Why Study Data Science?
The volume, rate, and importance of data is growing exponentially, with more data being created in the past two years than in all history combined. At the University of Oregon we’re bringing our strengths as a liberal arts university to the field – to not only ask what can we do with data – but what should we do? As a student in the Data Science major, you will gain quantitative, computational, and analytical skills that will help launch you directly into the workforce.
Data Science Plus
The UO’s data science program has a data science + domain structure, which means you study core quantitative methods – and apply those methods to your chosen area of emphasis (or “domain”).
This gives you a strong understanding of how to extract data using quantitative methods such as math, statistics, and machine learning, and how to visually communicate those results in ways that are relevant to your chosen domain.
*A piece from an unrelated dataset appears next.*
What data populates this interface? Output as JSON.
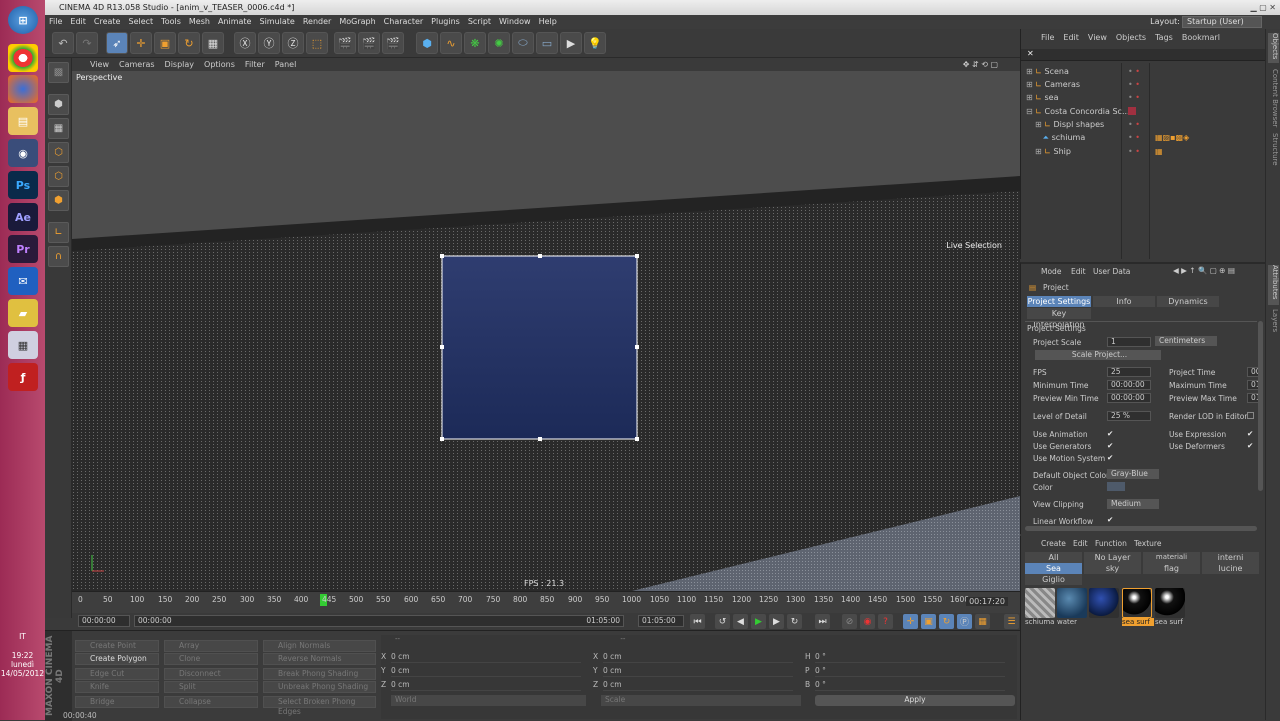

You'll take two to three core courses, providing insight into the basics of the domain. After completing the quantitative skills in the program, you then take four elective domain courses – providing the opportunity to apply those quantitative skills to data sets within the area.
You can choose from ten different domain areas – and we are working across the university to build more.
Tomorrow’s Data Scientists
“I started studying at UO in 2017, and data science felt in line with what I wanted to do in the future. Getting my degree felt flexible. I was able to choose a domain I liked from the many available choices and the courses are offered fairly frequently.”
—Brian Kim, Economics domain, '22
The Department of Data Science offers students a variety of opportunities to apply their learning to the field. In addition to internship and capstone opportunities, students are encouraged to join student groups, get involved in research, and travel abroad.
Advising and Academic Support
Declaring a major in Data Science begins with an intake meeting where an advisor helps chart a path through the major based on the student’s goals and domain area.